Adze Gallery director David Durham first took a shine shine to Plummer's geological landscapes at the Royal Academy Summer Show three years ago, and was struck by his distinctively analytical style once more on spotting another Plummer in the summer at the Royal Academy this year.
"I instinctively knew it was a Brian Plummer work without looking at the artist details," recalls Durham. Always a good sign of distinction.
Durham duly contacted the 69-year-old Londoner, who invited him to his barn studio in Horton, Ribblesdale, a studio that is the fulcrum of a 30-year association with Yorkshire founded on Plummer's passion for the Dales and Pennine landscapes. Despite that fervour, however, his only previous shows in God's own country were at the Manor House Gallery in 1969 and Lynton Court Gallery 18 years ago.
Yet such is his standing that eight of the 22 paintings were sold at the Adze Gallery exhibition preview. Predominantly a selection of newly painted Dales landscapes, complemented by studies of Majorca, these are works that stand out from the crowd, literally.
Where Howard Hodgkin can't contain his love of colour to the extent that he paints the frame too, Plummer goes one stage further, his large-scale constructions in acrylic paint stretching beyond the boundaries of the base board. It is like pulling out a section of an Ordnance & Survey map to show the relief in more detail.
Where others may paint in 2D, Plummer's geometric constructions present a 3D perspective like a sculptor, and where conventional landscape artists present only surface, Plummer travels below and also fills the sky with meteorological detail.
He depicts not only the physical landscape as it is now but the geological history that forged the landscape and the climactic conditions that prevail.
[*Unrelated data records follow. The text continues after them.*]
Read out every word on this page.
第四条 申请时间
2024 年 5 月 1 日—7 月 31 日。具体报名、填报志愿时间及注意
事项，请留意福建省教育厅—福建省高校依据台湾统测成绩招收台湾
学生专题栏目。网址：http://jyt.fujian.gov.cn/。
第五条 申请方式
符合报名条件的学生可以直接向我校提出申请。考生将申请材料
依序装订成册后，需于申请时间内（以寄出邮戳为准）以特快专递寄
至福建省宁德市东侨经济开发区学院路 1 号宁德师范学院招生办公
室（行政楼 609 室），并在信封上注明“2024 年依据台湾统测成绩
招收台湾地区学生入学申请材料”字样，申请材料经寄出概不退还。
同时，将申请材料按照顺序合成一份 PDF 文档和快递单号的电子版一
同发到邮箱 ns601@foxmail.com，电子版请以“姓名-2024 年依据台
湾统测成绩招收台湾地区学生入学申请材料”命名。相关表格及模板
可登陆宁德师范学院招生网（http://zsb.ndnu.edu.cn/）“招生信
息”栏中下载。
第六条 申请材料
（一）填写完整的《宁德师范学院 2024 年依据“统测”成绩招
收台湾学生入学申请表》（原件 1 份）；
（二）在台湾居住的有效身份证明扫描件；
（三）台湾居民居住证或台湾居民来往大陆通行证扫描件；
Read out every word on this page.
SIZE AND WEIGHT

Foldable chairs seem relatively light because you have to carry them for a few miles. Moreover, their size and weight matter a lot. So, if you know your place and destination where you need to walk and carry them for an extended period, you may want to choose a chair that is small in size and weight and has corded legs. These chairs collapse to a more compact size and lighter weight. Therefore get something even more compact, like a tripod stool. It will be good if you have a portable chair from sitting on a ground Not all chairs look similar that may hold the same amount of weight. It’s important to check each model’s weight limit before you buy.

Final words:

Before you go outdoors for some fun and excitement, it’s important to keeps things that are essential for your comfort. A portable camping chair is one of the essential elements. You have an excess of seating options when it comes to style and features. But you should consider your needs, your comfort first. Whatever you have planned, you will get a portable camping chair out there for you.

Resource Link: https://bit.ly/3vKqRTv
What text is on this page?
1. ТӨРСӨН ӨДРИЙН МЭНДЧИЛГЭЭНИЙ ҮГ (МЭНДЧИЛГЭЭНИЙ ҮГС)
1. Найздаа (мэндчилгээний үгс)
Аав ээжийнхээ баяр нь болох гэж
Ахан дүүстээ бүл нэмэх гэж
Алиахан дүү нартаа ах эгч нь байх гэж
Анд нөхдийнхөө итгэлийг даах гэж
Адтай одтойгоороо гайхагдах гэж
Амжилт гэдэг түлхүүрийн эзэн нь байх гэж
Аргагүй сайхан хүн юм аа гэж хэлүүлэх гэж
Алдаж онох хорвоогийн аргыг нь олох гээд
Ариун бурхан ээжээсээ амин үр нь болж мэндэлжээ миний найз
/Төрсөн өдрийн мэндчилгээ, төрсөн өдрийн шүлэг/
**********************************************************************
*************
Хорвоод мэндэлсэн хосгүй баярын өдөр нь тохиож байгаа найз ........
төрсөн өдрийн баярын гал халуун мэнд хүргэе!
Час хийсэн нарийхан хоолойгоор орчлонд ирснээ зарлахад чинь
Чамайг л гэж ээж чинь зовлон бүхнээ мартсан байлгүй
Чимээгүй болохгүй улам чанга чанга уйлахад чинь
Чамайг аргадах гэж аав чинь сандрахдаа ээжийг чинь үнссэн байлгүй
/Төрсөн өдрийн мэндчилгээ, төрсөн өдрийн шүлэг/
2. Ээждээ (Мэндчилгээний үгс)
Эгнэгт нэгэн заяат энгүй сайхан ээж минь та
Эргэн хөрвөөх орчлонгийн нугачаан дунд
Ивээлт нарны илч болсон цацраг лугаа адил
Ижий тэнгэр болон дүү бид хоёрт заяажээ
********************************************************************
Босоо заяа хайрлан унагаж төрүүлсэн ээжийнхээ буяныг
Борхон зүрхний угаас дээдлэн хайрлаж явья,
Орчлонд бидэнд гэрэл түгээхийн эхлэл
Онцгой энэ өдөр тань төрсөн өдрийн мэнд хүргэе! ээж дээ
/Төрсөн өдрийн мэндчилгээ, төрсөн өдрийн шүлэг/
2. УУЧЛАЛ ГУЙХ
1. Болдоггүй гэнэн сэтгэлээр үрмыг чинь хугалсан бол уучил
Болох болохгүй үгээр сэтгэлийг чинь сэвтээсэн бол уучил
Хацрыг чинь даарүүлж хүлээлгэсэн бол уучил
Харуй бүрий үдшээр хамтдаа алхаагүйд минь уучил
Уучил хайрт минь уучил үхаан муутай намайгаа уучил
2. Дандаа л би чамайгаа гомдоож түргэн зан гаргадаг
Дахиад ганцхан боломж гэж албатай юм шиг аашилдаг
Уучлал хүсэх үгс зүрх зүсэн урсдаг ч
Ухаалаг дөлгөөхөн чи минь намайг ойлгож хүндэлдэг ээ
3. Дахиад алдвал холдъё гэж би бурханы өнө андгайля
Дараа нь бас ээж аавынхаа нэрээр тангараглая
In the Majorca pieces, for example, the intense reds suggest volcanic eruptions, while the strips of wood in the Dales paintings suggest tectonic plates and earth movement.
While these sectional, multi-layered paintings are formal, precise and scientific - as if Plummer were dissecting an animal - they still evoke life, not of the inhabitants of the landscape but the past and present of the landscape itself.
Adze Gallery is open Wednesday to Saturday, 11am to 5pm; admission is free. Plummer's works are for sale from £350 to £2,000.